Manafort, who knows the inside game of politics, told RNC members what they wanted to hear: that Trump is in the process of evolving as a candidate, from firebrand, anti-establishment rebel to responsible presumptive nominee. He has been playing a role, Manafort said, and the role necessarily is now changing.
Someone in the room recorded the remarks and the audio quickly found its way into the hands of various news organizations. By Friday, the audio was playing on national television and all manner of websites. Imagine what will happen in Cleveland with every private meeting of a hundred people.
Manafort's comments sparked fresh controversy about whether Trump has been play-acting and also the prospect that a New Trump, like the New Nixon, is emerging, as if the reality TV star could or would instantly change personas without paying a political price. His past statements stand no matter what.

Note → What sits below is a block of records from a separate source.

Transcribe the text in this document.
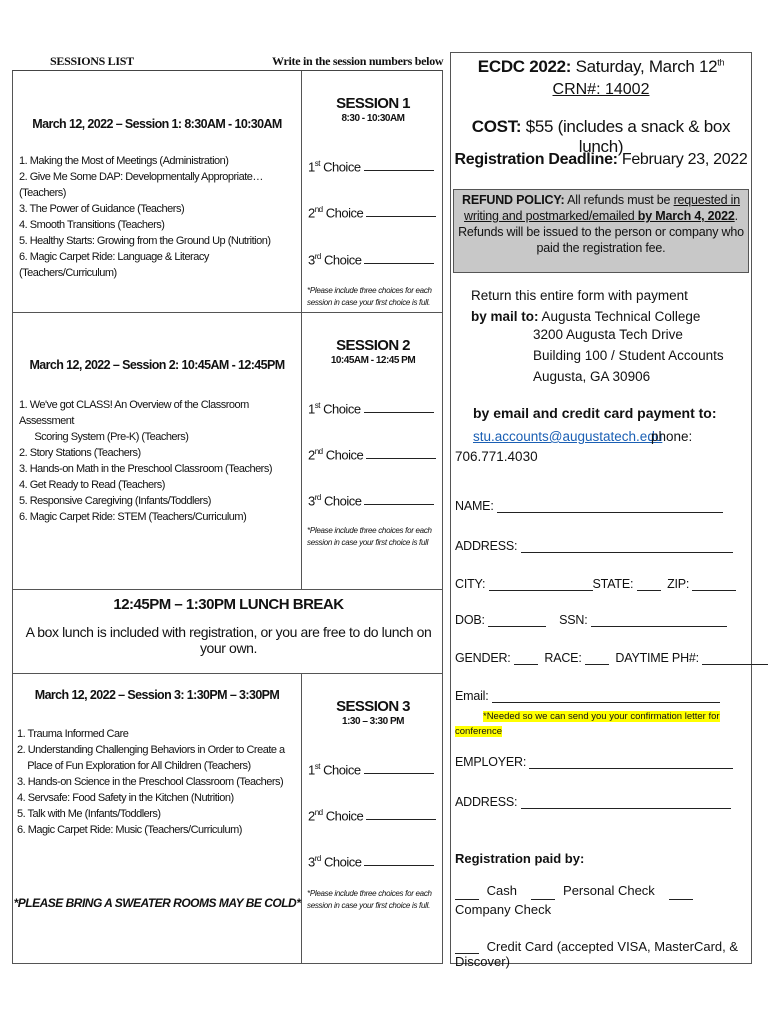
SESSIONS LIST	Write in the session numbers below
March 12, 2022 – Session 1: 8:30AM - 10:30AM
1. Making the Most of Meetings (Administration)
2. Give Me Some DAP: Developmentally Appropriate… (Teachers)
3. The Power of Guidance (Teachers)
4. Smooth Transitions (Teachers)
5. Healthy Starts: Growing from the Ground Up (Nutrition)
6. Magic Carpet Ride: Language & Literacy (Teachers/Curriculum)
SESSION 1
8:30 - 10:30AM
1st Choice
2nd Choice
3rd Choice
*Please include three choices for each session in case your first choice is full.
March 12, 2022 – Session 2: 10:45AM - 12:45PM
1. We've got CLASS! An Overview of the Classroom Assessment
Scoring System (Pre-K) (Teachers)
2. Story Stations (Teachers)
3. Hands-on Math in the Preschool Classroom (Teachers)
4. Get Ready to Read (Teachers)
5. Responsive Caregiving (Infants/Toddlers)
6. Magic Carpet Ride: STEM (Teachers/Curriculum)
SESSION 2
10:45AM - 12:45 PM
1st Choice
2nd Choice
3rd Choice
*Please include three choices for each session in case your first choice is full
12:45PM – 1:30PM LUNCH BREAK
A box lunch is included with registration, or you are free to do lunch on your own.
March 12, 2022 – Session 3: 1:30PM – 3:30PM
1. Trauma Informed Care
2. Understanding Challenging Behaviors in Order to Create a
Place of Fun Exploration for All Children (Teachers)
3. Hands-on Science in the Preschool Classroom (Teachers)
4. Servsafe: Food Safety in the Kitchen (Nutrition)
5. Talk with Me (Infants/Toddlers)
6. Magic Carpet Ride: Music (Teachers/Curriculum)
*PLEASE BRING A SWEATER ROOMS MAY BE COLD*
SESSION 3
1:30 – 3:30 PM
1st Choice
2nd Choice
3rd Choice
*Please include three choices for each session in case your first choice is full.
ECDC 2022: Saturday, March 12th
CRN#: 14002
COST: $55 (includes a snack & box lunch)
Registration Deadline: February 23, 2022
REFUND POLICY: All refunds must be requested in writing and postmarked/emailed by March 4, 2022. Refunds will be issued to the person or company who paid the registration fee.
Return this entire form with payment
by mail to: Augusta Technical College
3200 Augusta Tech Drive
Building 100 / Student Accounts
Augusta, GA 30906
by email and credit card payment to:
stu.accounts@augustatech.edu
phone:
706.771.4030
NAME:
ADDRESS:
CITY:	STATE:	ZIP:
DOB:	SSN:
GENDER:	RACE:	DAYTIME PH#:
Email:
*Needed so we can send you your confirmation letter for conference
EMPLOYER:
ADDRESS:
Registration paid by:
Cash	Personal Check     Company Check
Credit Card (accepted VISA, MasterCard, & Discover)
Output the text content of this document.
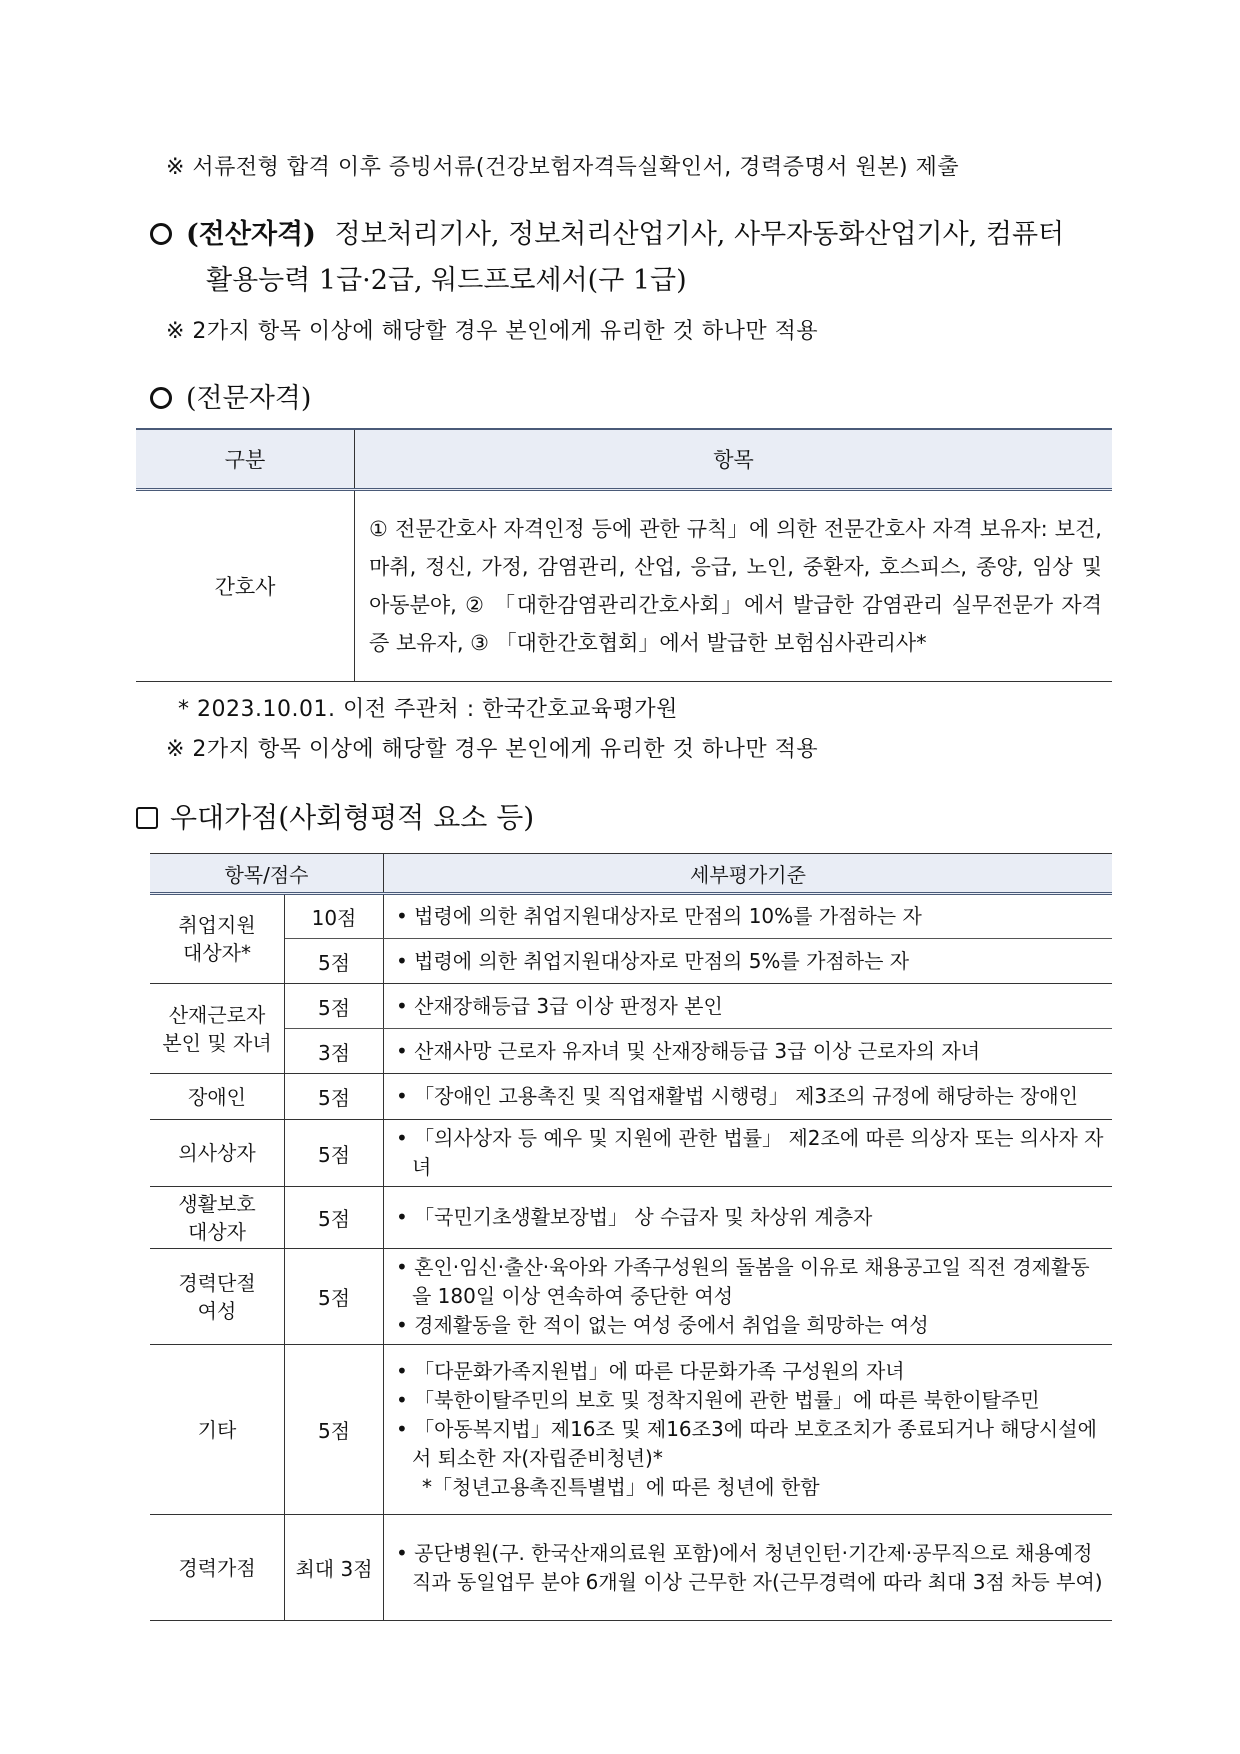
※ 서류전형 합격 이후 증빙서류(건강보험자격득실확인서, 경력증명서 원본) 제출
(전산자격) 정보처리기사, 정보처리산업기사, 사무자동화산업기사, 컴퓨터
활용능력 1급·2급, 워드프로세서(구 1급)
※ 2가지 항목 이상에 해당할 경우 본인에게 유리한 것 하나만 적용
(전문자격)
구분	항목
간호사	① 전문간호사 자격인정 등에 관한 규칙」에 의한 전문간호사 자격 보유자: 보건, 마취, 정신, 가정, 감염관리, 산업, 응급, 노인, 중환자, 호스피스, 종양, 임상 및 아동분야, ② 「대한감염관리간호사회」에서 발급한 감염관리 실무전문가 자격증 보유자, ③ 「대한간호협회」에서 발급한 보험심사관리사*
* 2023.10.01. 이전 주관처 : 한국간호교육평가원
※ 2가지 항목 이상에 해당할 경우 본인에게 유리한 것 하나만 적용
우대가점(사회형평적 요소 등)
항목/점수		세부평가기준
취업지원
대상자*	10점	• 법령에 의한 취업지원대상자로 만점의 10%를 가점하는 자

	5점	• 법령에 의한 취업지원대상자로 만점의 5%를 가점하는 자

산재근로자
본인 및 자녀	5점	• 산재장해등급 3급 이상 판정자 본인

	3점	• 산재사망 근로자 유자녀 및 산재장해등급 3급 이상 근로자의 자녀

장애인	5점	• 「장애인 고용촉진 및 직업재활법 시행령」 제3조의 규정에 해당하는 장애인

의사상자	5점	• 「의사상자 등 예우 및 지원에 관한 법률」 제2조에 따른 의상자 또는 의사자 자녀

생활보호
대상자	5점	• 「국민기초생활보장법」 상 수급자 및 차상위 계층자

경력단절
여성	5점	• 혼인·임신·출산·육아와 가족구성원의 돌봄을 이유로 채용공고일 직전 경제활동을 180일 이상 연속하여 중단한 여성
• 경제활동을 한 적이 없는 여성 중에서 취업을 희망하는 여성

기타	5점	• 「다문화가족지원법」에 따른 다문화가족 구성원의 자녀
• 「북한이탈주민의 보호 및 정착지원에 관한 법률」에 따른 북한이탈주민
• 「아동복지법」제16조 및 제16조3에 따라 보호조치가 종료되거나 해당시설에서 퇴소한 자(자립준비청년)*
*「청년고용촉진특별법」에 따른 청년에 한함

경력가점	최대 3점	• 공단병원(구. 한국산재의료원 포함)에서 청년인턴·기간제·공무직으로 채용예정직과 동일업무 분야 6개월 이상 근무한 자(근무경력에 따라 최대 3점 차등 부여)
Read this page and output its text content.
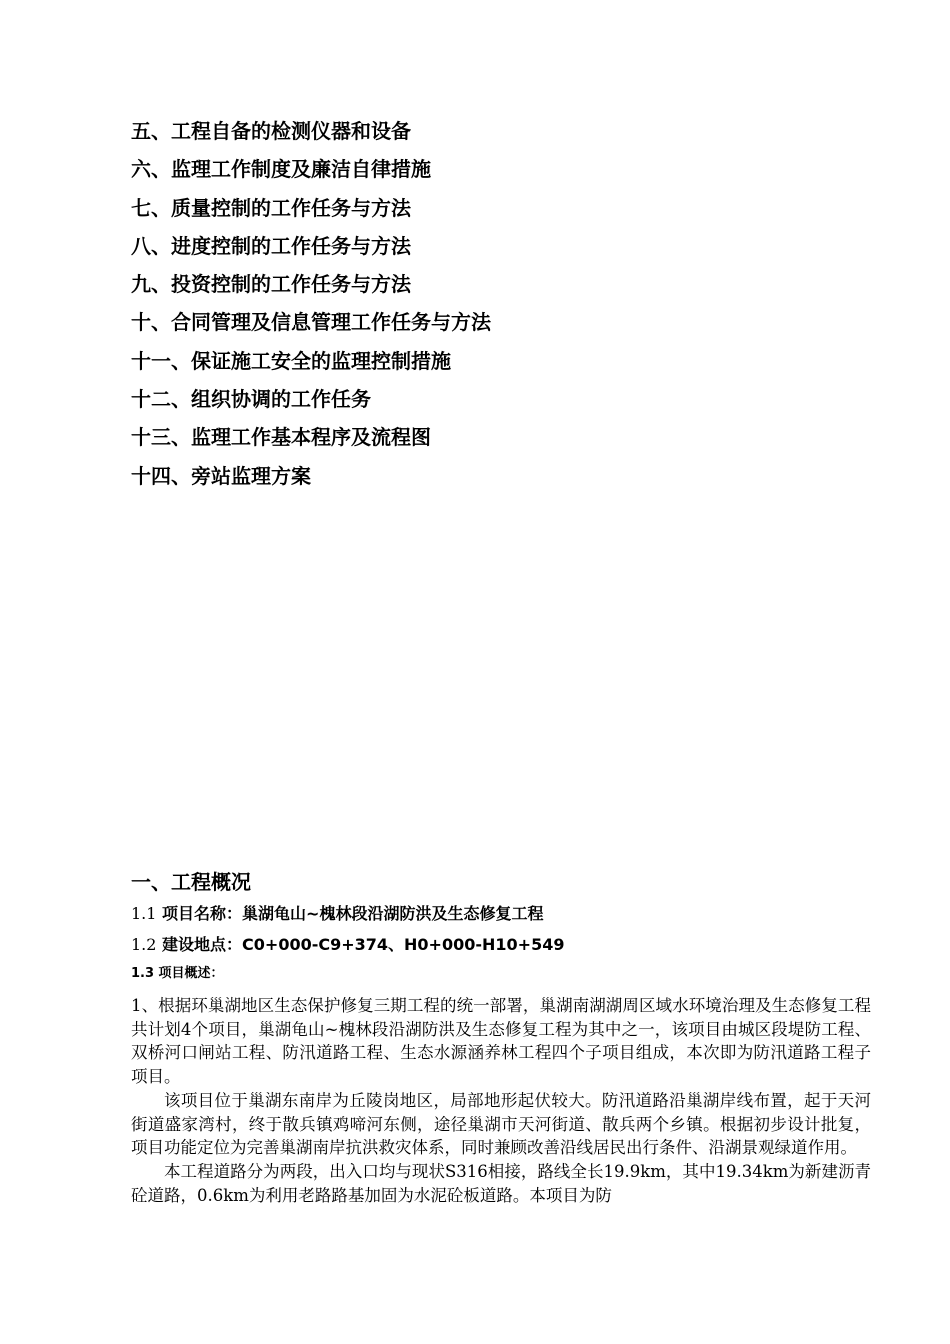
五、工程自备的检测仪器和设备
六、监理工作制度及廉洁自律措施
七、质量控制的工作任务与方法
八、进度控制的工作任务与方法
九、投资控制的工作任务与方法
十、合同管理及信息管理工作任务与方法
十一、保证施工安全的监理控制措施
十二、组织协调的工作任务
十三、监理工作基本程序及流程图
十四、旁站监理方案
一、工程概况
1.1 项目名称：巢湖龟山~槐林段沿湖防洪及生态修复工程
1.2 建设地点：C0+000-C9+374、H0+000-H10+549
1.3 项目概述：

1、根据环巢湖地区生态保护修复三期工程的统一部署，巢湖南湖湖周区域水环境治理及生态修复工程共计划4个项目，巢湖龟山~槐林段沿湖防洪及生态修复工程为其中之一，该项目由城区段堤防工程、双桥河口闸站工程、防汛道路工程、生态水源涵养林工程四个子项目组成，本次即为防汛道路工程子项目。

该项目位于巢湖东南岸为丘陵岗地区，局部地形起伏较大。防汛道路沿巢湖岸线布置，起于天河街道盛家湾村，终于散兵镇鸡啼河东侧，途径巢湖市天河街道、散兵两个乡镇。根据初步设计批复，项目功能定位为完善巢湖南岸抗洪救灾体系，同时兼顾改善沿线居民出行条件、沿湖景观绿道作用。

本工程道路分为两段，出入口均与现状S316相接，路线全长19.9km，其中19.34km为新建沥青砼道路，0.6km为利用老路路基加固为水泥砼板道路。本项目为防
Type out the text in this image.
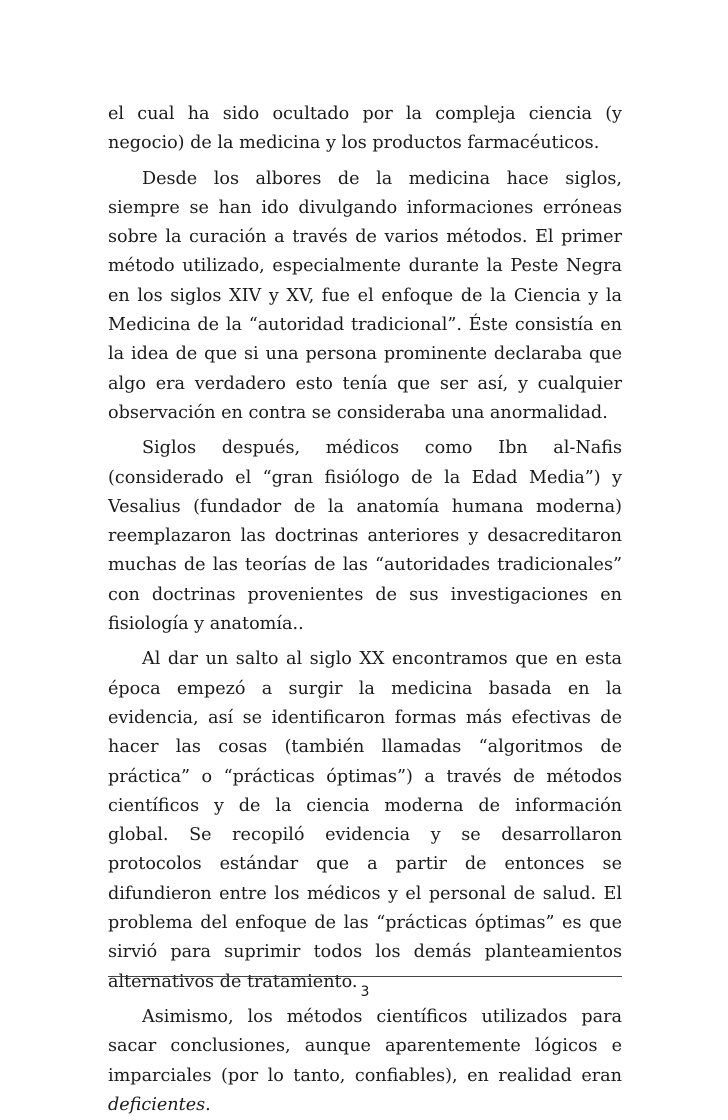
el cual ha sido ocultado por la compleja ciencia (y negocio) de la medicina y los productos farmacéuticos.

Desde los albores de la medicina hace siglos, siempre se han ido divulgando informaciones erróneas sobre la curación a través de varios métodos. El primer método utilizado, especialmente durante la Peste Negra en los siglos XIV y XV, fue el enfoque de la Ciencia y la Medicina de la “autoridad tradicional”. Éste consistía en la idea de que si una persona prominente declaraba que algo era verdadero esto tenía que ser así, y cualquier observación en contra se consideraba una anormalidad.

Siglos después, médicos como Ibn al-Nafis (considerado el “gran fisiólogo de la Edad Media”) y Vesalius (fundador de la anatomía humana moderna) reemplazaron las doctrinas anteriores y desacreditaron muchas de las teorías de las “autoridades tradicionales” con doctrinas provenientes de sus investigaciones en fisiología y anatomía..

Al dar un salto al siglo XX encontramos que en esta época empezó a surgir la medicina basada en la evidencia, así se identificaron formas más efectivas de hacer las cosas (también llamadas “algoritmos de práctica” o “prácticas óptimas”) a través de métodos científicos y de la ciencia moderna de información global. Se recopiló evidencia y se desarrollaron protocolos estándar que a partir de entonces se difundieron entre los médicos y el personal de salud. El problema del enfoque de las “prácticas óptimas” es que sirvió para suprimir todos los demás planteamientos alternativos de tratamiento.

Asimismo, los métodos científicos utilizados para sacar conclusiones, aunque aparentemente lógicos e imparciales (por lo tanto, confiables), en realidad eran deficientes.

3
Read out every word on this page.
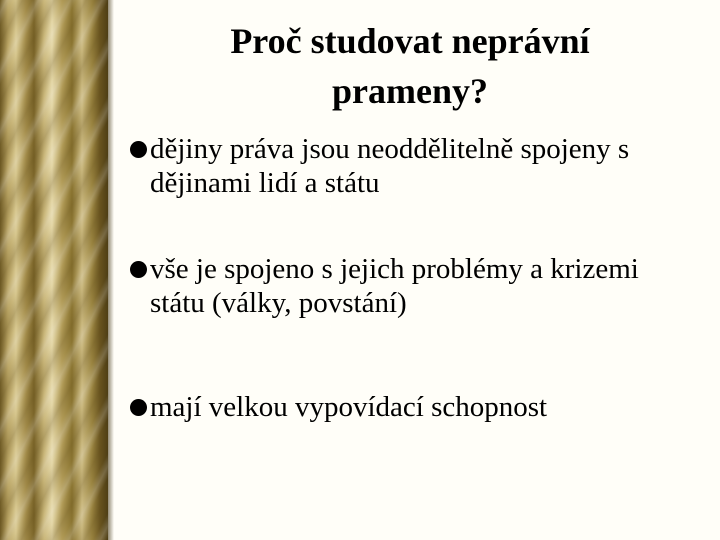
Proč studovat neprávní
prameny?
dějiny práva jsou neoddělitelně spojeny s dějinami lidí a státu
vše je spojeno s jejich problémy a krizemi státu (války, povstání)
mají velkou vypovídací schopnost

In reality, what Manafort said was both easy and obvious, little more than an opening bid on the part of the Trump campaign to tamp down hostility ahead of Cleveland and prepare for at least a partial takeover of the convention program.
Trump is likely to continue oscillating between the quieter demeanor he displayed in his victory speech on the night of the New York primary (or that he will show this week when he delivers a foreign policy address in Washington) and the angry, intemperate candidate who shows up a rallies across the country.
That's the bargain Republican leaders could be forced to strike in Cleveland, investing their party's hopes in a standard-bearer with no historical ties or obligations to the institution he would be leading. The calls for unity behind Trump-as-nominee are beginning to be heard, but no set of talking points can mask the unease that remains across the Republican Party as the march to Cleveland continues.